What's the difference between URI.escape and CGI.escape?

What's the difference between URI.escape and CGI.escape and which one should I use?


What's the difference between an axe and a sword and which one I should use? Well it depends on what you need to do.

URI.escape was supposed to encode a string (URL) into, so called, "Percent-encoding".

CGI::escape is coming from the CGI spec, which describes how data should be encoded/decode between web server and application.

Now, let's say that you need to escape a URI in your app. It is a more specific use case. For that, the Ruby community used URI.escape for years. The problem with URI.escape was that it could not handle the RFC-3896 spec.

URI.escape 'http://google.com/foo?bar=at#anchor&title=My Blog & Your Blog' 
# => "http://google.com/foo?bar=at%23anchor&title=My%20Blog%20&%20Your%20Blog"

URI.escape was marked as obsolete:

Moreover current URI.encode is simple gsub. But I think it should split a URI to components, then escape each components, and finally join them.

So current URI.encode is considered harmful and deprecated. This will be removed or change behavior drastically.

What is the replacement at this time?

As I said above, current URI.encode is wrong on spec level. So we won't provide the exact replacement. The replacement will vary by its use case.

https://bugs.ruby-lang.org/issues/4167

Unfortunately there is not a single word about it in the docs, the only way to know about it is to check the source, or run the script with warnings in verbose level (-wW2) (or use some google-fu).

Some proposed to use CGI::Escape for query parameters, because you couldn't escape an entire URI:

CGI::escape 'http://google.com/foo?bar=at#anchor&title=My Blog & Your Blog'
# => "http%3A%2F%2Fgoogle.com%2Ffoo%3Fbar%3Dat%23anchor%26title%3DMy+Blog+%26+Your+Blog"
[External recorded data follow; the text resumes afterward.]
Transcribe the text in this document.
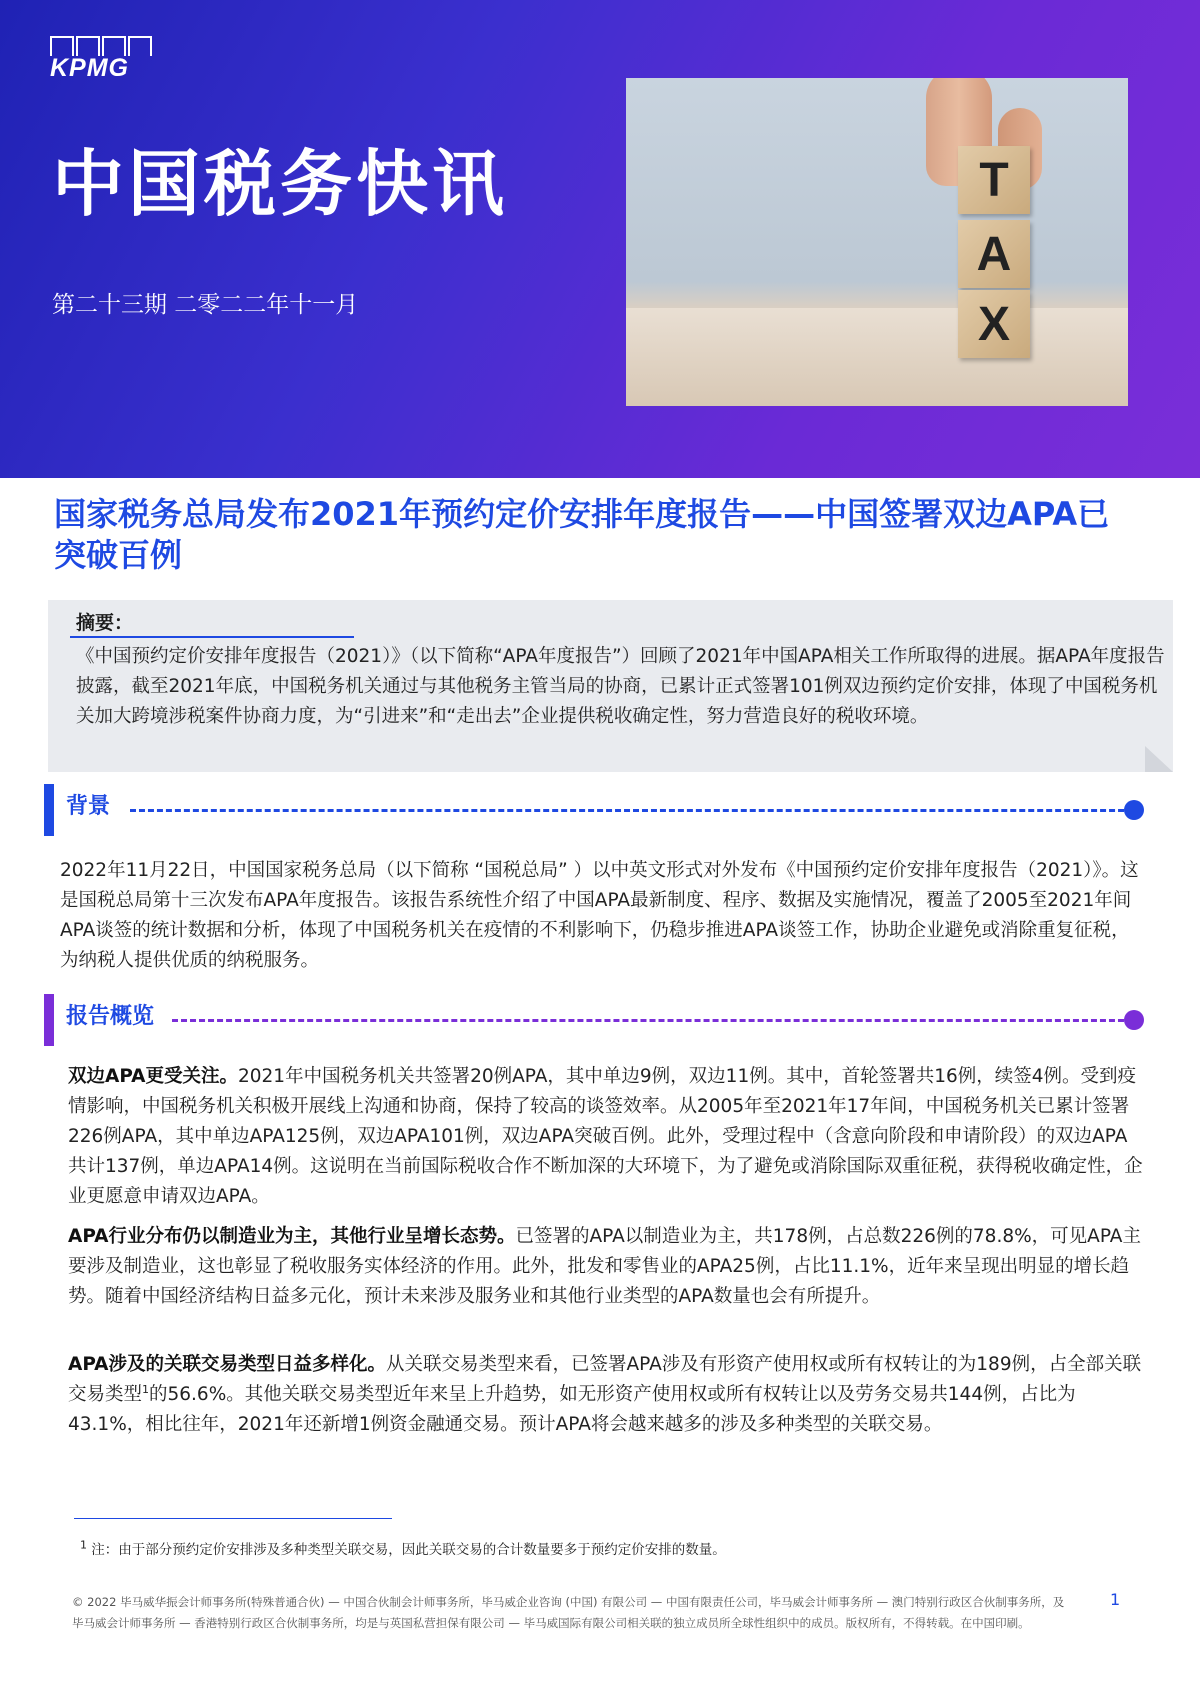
KPMG
中国税务快讯
第二十三期 二零二二年十一月
T
A
X
国家税务总局发布2021年预约定价安排年度报告——中国签署双边APA已突破百例
摘要：
《中国预约定价安排年度报告（2021）》（以下简称“APA年度报告”）回顾了2021年中国APA相关工作所取得的进展。据APA年度报告披露，截至2021年底，中国税务机关通过与其他税务主管当局的协商，已累计正式签署101例双边预约定价安排，体现了中国税务机关加大跨境涉税案件协商力度，为“引进来”和“走出去”企业提供税收确定性，努力营造良好的税收环境。
背景
2022年11月22日，中国国家税务总局（以下简称 “国税总局” ）以中英文形式对外发布《中国预约定价安排年度报告（2021）》。这是国税总局第十三次发布APA年度报告。该报告系统性介绍了中国APA最新制度、程序、数据及实施情况，覆盖了2005至2021年间APA谈签的统计数据和分析，体现了中国税务机关在疫情的不利影响下，仍稳步推进APA谈签工作，协助企业避免或消除重复征税，为纳税人提供优质的纳税服务。
报告概览
双边APA更受关注。2021年中国税务机关共签署20例APA，其中单边9例，双边11例。其中，首轮签署共16例，续签4例。受到疫情影响，中国税务机关积极开展线上沟通和协商，保持了较高的谈签效率。从2005年至2021年17年间，中国税务机关已累计签署226例APA，其中单边APA125例，双边APA101例，双边APA突破百例。此外，受理过程中（含意向阶段和申请阶段）的双边APA共计137例，单边APA14例。这说明在当前国际税收合作不断加深的大环境下，为了避免或消除国际双重征税，获得税收确定性，企业更愿意申请双边APA。
APA行业分布仍以制造业为主，其他行业呈增长态势。已签署的APA以制造业为主，共178例，占总数226例的78.8%，可见APA主要涉及制造业，这也彰显了税收服务实体经济的作用。此外，批发和零售业的APA25例，占比11.1%，近年来呈现出明显的增长趋势。随着中国经济结构日益多元化，预计未来涉及服务业和其他行业类型的APA数量也会有所提升。
APA涉及的关联交易类型日益多样化。从关联交易类型来看，已签署APA涉及有形资产使用权或所有权转让的为189例，占全部关联交易类型$^1$的56.6%。其他关联交易类型近年来呈上升趋势，如无形资产使用权或所有权转让以及劳务交易共144例，占比为43.1%，相比往年，2021年还新增1例资金融通交易。预计APA将会越来越多的涉及多种类型的关联交易。
$^1$ 注：由于部分预约定价安排涉及多种类型关联交易，因此关联交易的合计数量要多于预约定价安排的数量。
© 2022 毕马威华振会计师事务所(特殊普通合伙) — 中国合伙制会计师事务所，毕马威企业咨询 (中国) 有限公司 — 中国有限责任公司，毕马威会计师事务所 — 澳门特别行政区合伙制事务所，及毕马威会计师事务所 — 香港特别行政区合伙制事务所，均是与英国私营担保有限公司 — 毕马威国际有限公司相关联的独立成员所全球性组织中的成员。版权所有，不得转载。在中国印刷。
1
CGI::escape should be used for query parameters only, but the results will be, again, against the spec. Actually the most common use-case is escaping form data, such as while sending an application/x-www-form-urlencoded POST request.

Also mentioned WEBrick::HTTPUtils.escape is not much of improvement (again it's just a simple gsub, which is, IMO, even a worse option than URI.escape):

WEBrick::HTTPUtils.escape 'http://google.com/foo?bar=at#anchor&title=My Blog & Your Blog'
# => "http://google.com/foo?bar=at%23anchor&title=My%20Blog%20&%20Your%20Blog" 
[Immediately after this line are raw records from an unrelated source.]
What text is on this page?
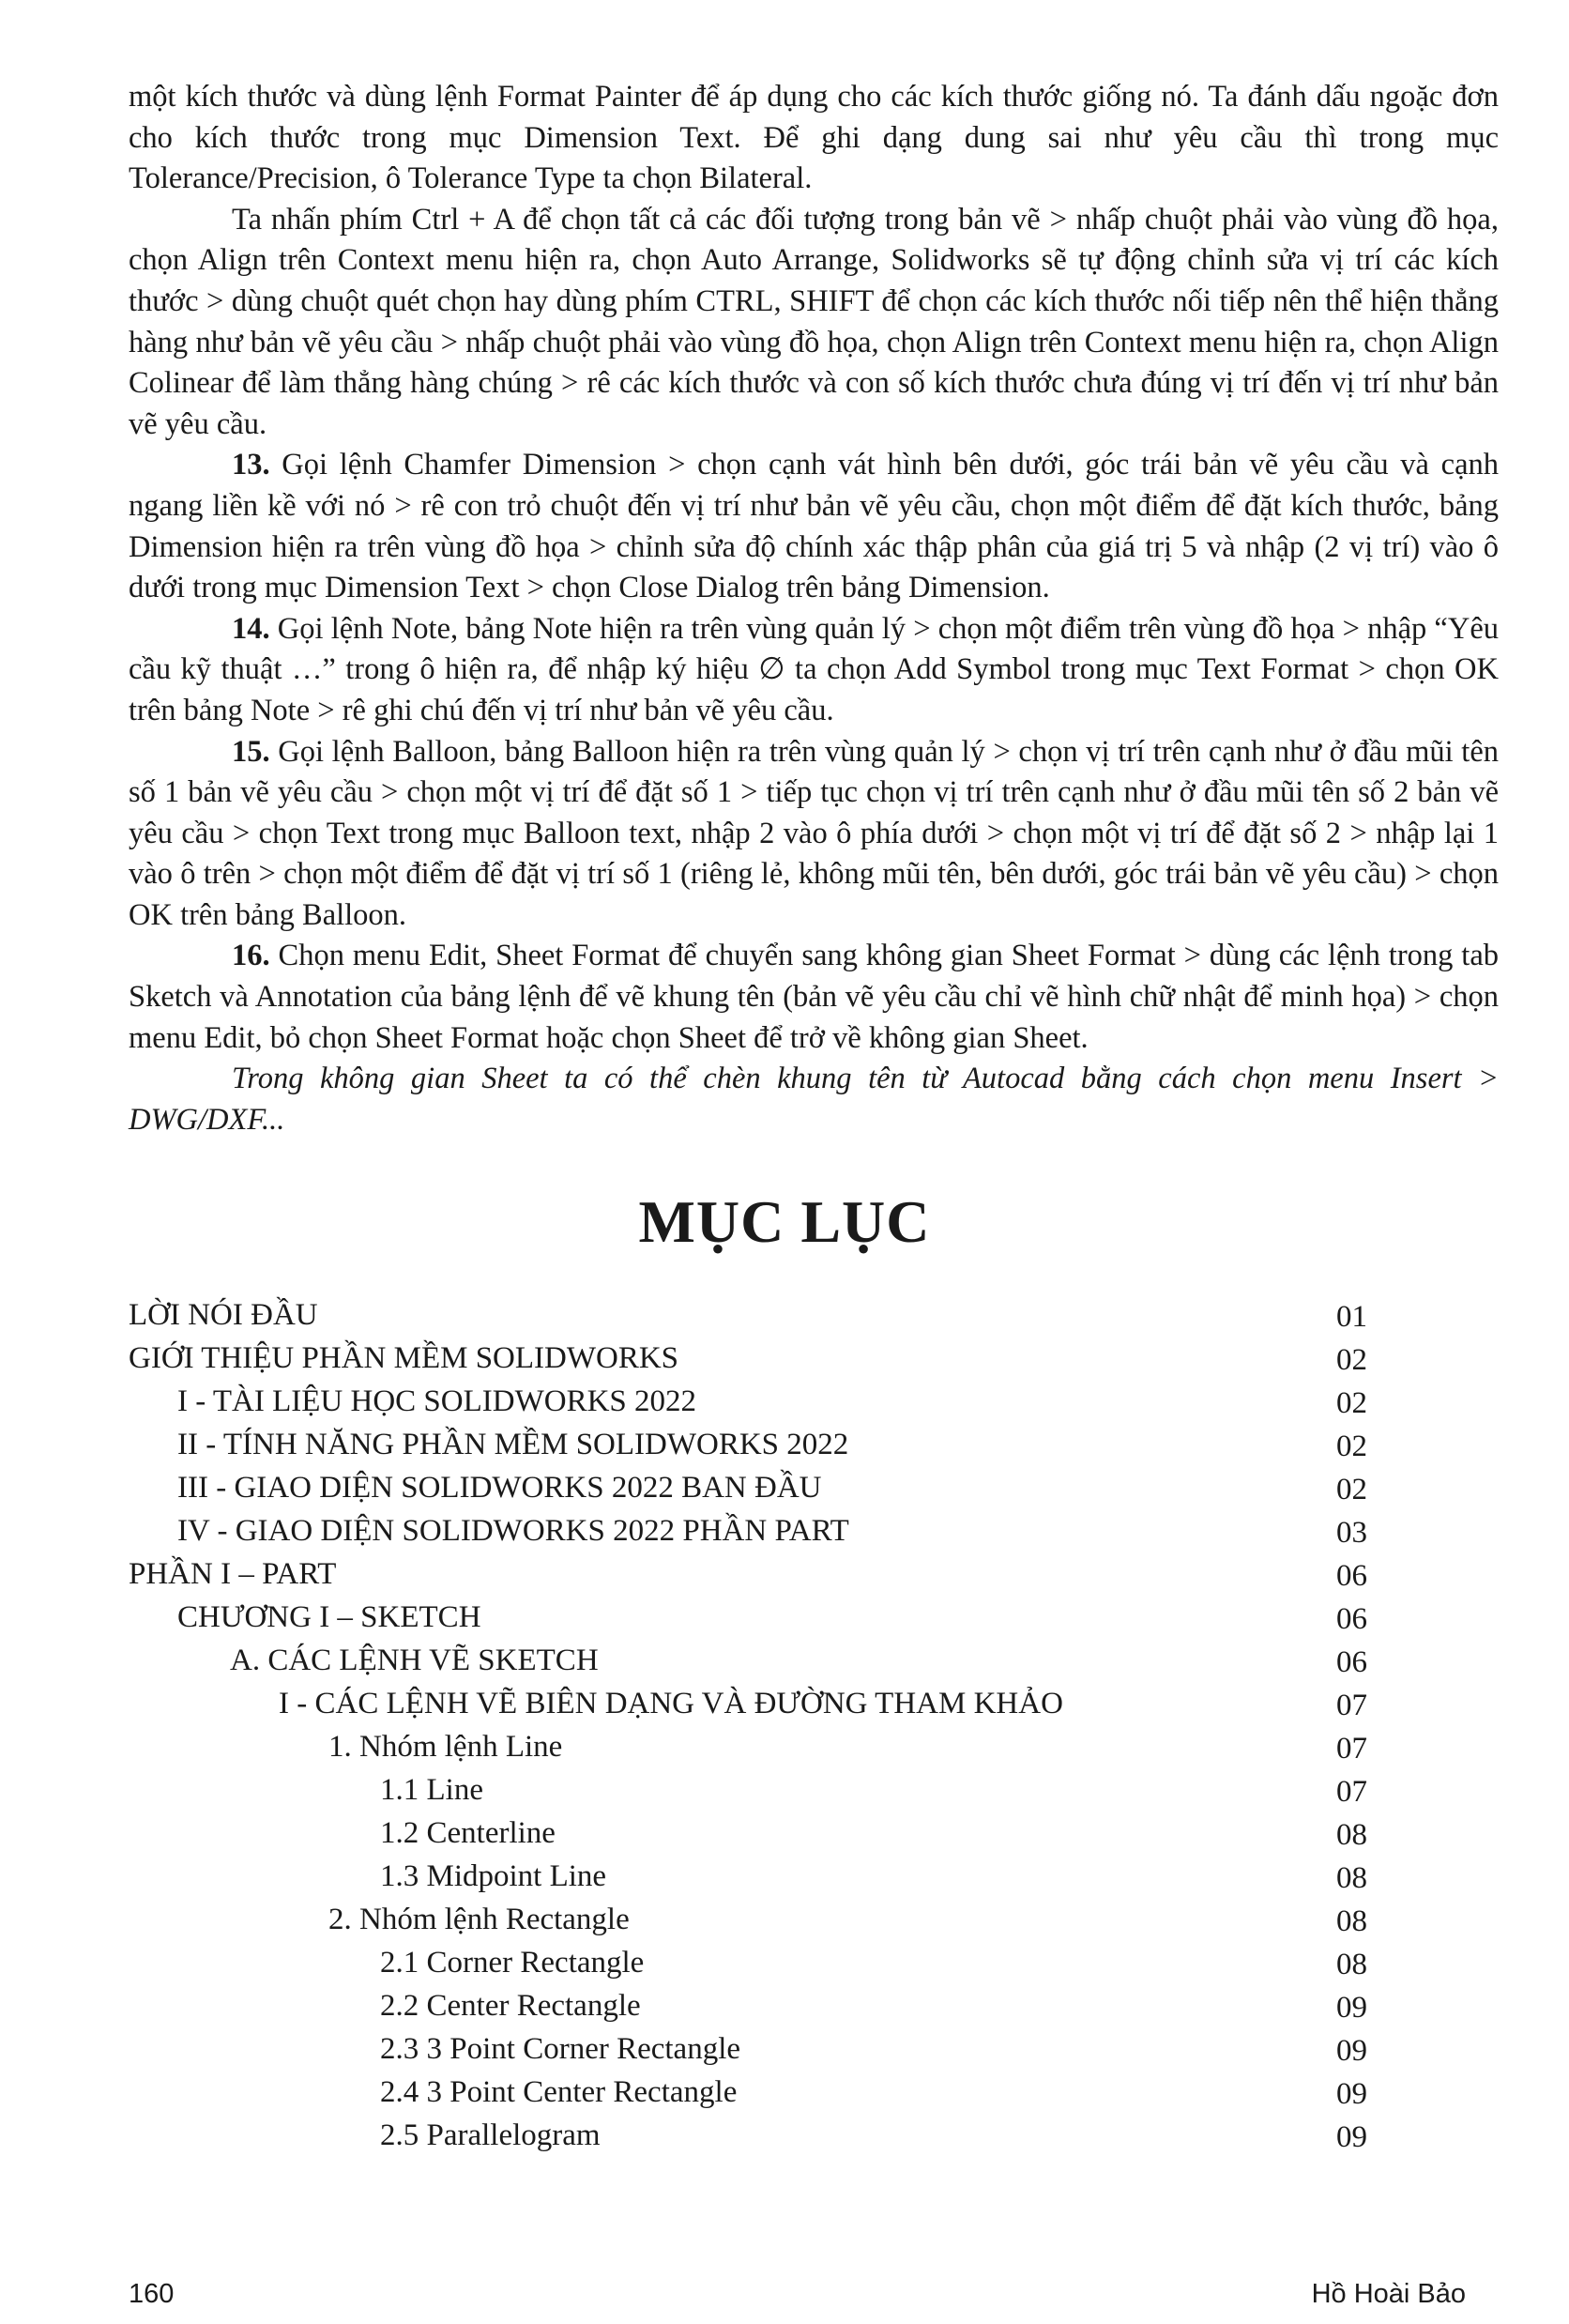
một kích thước và dùng lệnh Format Painter để áp dụng cho các kích thước giống nó. Ta đánh dấu ngoặc đơn cho kích thước trong mục Dimension Text. Để ghi dạng dung sai như yêu cầu thì trong mục Tolerance/Precision, ô Tolerance Type ta chọn Bilateral.

Ta nhấn phím Ctrl + A để chọn tất cả các đối tượng trong bản vẽ > nhấp chuột phải vào vùng đồ họa, chọn Align trên Context menu hiện ra, chọn Auto Arrange, Solidworks sẽ tự động chỉnh sửa vị trí các kích thước > dùng chuột quét chọn hay dùng phím CTRL, SHIFT để chọn các kích thước nối tiếp nên thể hiện thẳng hàng như bản vẽ yêu cầu > nhấp chuột phải vào vùng đồ họa, chọn Align trên Context menu hiện ra, chọn Align Colinear để làm thẳng hàng chúng > rê các kích thước và con số kích thước chưa đúng vị trí đến vị trí như bản vẽ yêu cầu.

13. Gọi lệnh Chamfer Dimension > chọn cạnh vát hình bên dưới, góc trái bản vẽ yêu cầu và cạnh ngang liền kề với nó > rê con trỏ chuột đến vị trí như bản vẽ yêu cầu, chọn một điểm để đặt kích thước, bảng Dimension hiện ra trên vùng đồ họa > chỉnh sửa độ chính xác thập phân của giá trị 5 và nhập (2 vị trí) vào ô dưới trong mục Dimension Text > chọn Close Dialog trên bảng Dimension.

14. Gọi lệnh Note, bảng Note hiện ra trên vùng quản lý > chọn một điểm trên vùng đồ họa > nhập “Yêu cầu kỹ thuật …” trong ô hiện ra, để nhập ký hiệu ∅ ta chọn Add Symbol trong mục Text Format > chọn OK trên bảng Note > rê ghi chú đến vị trí như bản vẽ yêu cầu.

15. Gọi lệnh Balloon, bảng Balloon hiện ra trên vùng quản lý > chọn vị trí trên cạnh như ở đầu mũi tên số 1 bản vẽ yêu cầu > chọn một vị trí để đặt số 1 > tiếp tục chọn vị trí trên cạnh như ở đầu mũi tên số 2 bản vẽ yêu cầu > chọn Text trong mục Balloon text, nhập 2 vào ô phía dưới > chọn một vị trí để đặt số 2 > nhập lại 1 vào ô trên > chọn một điểm để đặt vị trí số 1 (riêng lẻ, không mũi tên, bên dưới, góc trái bản vẽ yêu cầu) > chọn OK trên bảng Balloon.

16. Chọn menu Edit, Sheet Format để chuyển sang không gian Sheet Format > dùng các lệnh trong tab Sketch và Annotation của bảng lệnh để vẽ khung tên (bản vẽ yêu cầu chỉ vẽ hình chữ nhật để minh họa) > chọn menu Edit, bỏ chọn Sheet Format hoặc chọn Sheet để trở về không gian Sheet.

Trong không gian Sheet ta có thể chèn khung tên từ Autocad bằng cách chọn menu Insert > DWG/DXF...

MỤC LỤC
LỜI NÓI ĐẦU	01
GIỚI THIỆU PHẦN MỀM SOLIDWORKS	02
I - TÀI LIỆU HỌC SOLIDWORKS 2022	02
II - TÍNH NĂNG PHẦN MỀM SOLIDWORKS 2022	02
III - GIAO DIỆN SOLIDWORKS 2022 BAN ĐẦU	02
IV - GIAO DIỆN SOLIDWORKS 2022 PHẦN PART	03
PHẦN I – PART	06
CHƯƠNG I – SKETCH	06
A. CÁC LỆNH VẼ SKETCH	06
I - CÁC LỆNH VẼ BIÊN DẠNG VÀ ĐƯỜNG THAM KHẢO	07
1. Nhóm lệnh Line	07
1.1 Line	07
1.2 Centerline	08
1.3 Midpoint Line	08
2. Nhóm lệnh Rectangle	08
2.1 Corner Rectangle	08
2.2 Center Rectangle	09
2.3 3 Point Corner Rectangle	09
2.4 3 Point Center Rectangle	09
2.5 Parallelogram	09
160	Hồ Hoài Bảo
The closest to the spec seems to be the Addressable gem:

require 'addressable/uri'
Addressable::URI.escape 'http://google.com/foo?bar=at#anchor&title=My Blog & Your Blog'
# => "http://google.com/foo?bar=at#anchor&title=My%20Blog%20&%20Your%20Blog"

Notice, that unlike all previous options, Addressable doesn't escape #, and this is the expected behaviour. you want to keep the # hash in the URI path but not in the URI query.

The only problem left is that we didn't escape our query parameters properly, which brings us to the conclusion: we should not use a single method for the entire URI, because there is no perfect solution (so far). As you see & was not escaped from "My Blog & Your Blog". We need to use a different form of escaping for query params, where users can put different characters that have a special meaning in URLs. Enter URL encode. URL encode should be used for every "suspicious" query value, similar to what ERB::Util.url_encode does:

ERB::Util.url_encode "My Blod & Your Blog"
# => "My%20Blod%20%26%20Your%20Blog""

It's cool but we've already required Addressable:

uri = Addressable::URI.parse("http://www.go.com/foo")
# => #<Addressable::URI:0x186feb0 URI:http://www.go.com/foo>
uri.query_values = {title: "My Blog & Your Blog"}
uri.normalize.to_s
# => "http://www.go.com/foo?title=My%20Blog%20%26%20Your%20Blog"

Conclusion:

  • Do not use URI.escape or similar
  • Use CGI::escape if you only need form escape
  • If you need to work with URIs, use Addressable, it offers URL encoding, form encoding and normalizes URLs.
  • If it is a Rails project, check out "How do I URL-escape a string in Rails?"

There were some small differences, but the important point is that URI.escape has been deprecated in Ruby 1.9.2... so use CGI::escape or ERB::Util.url_encode.

There is a long discussion on ruby-core for those interested which also mentions WEBrick::HTTPUtils.escape and WEBrick::HTTPUtils.escape_form.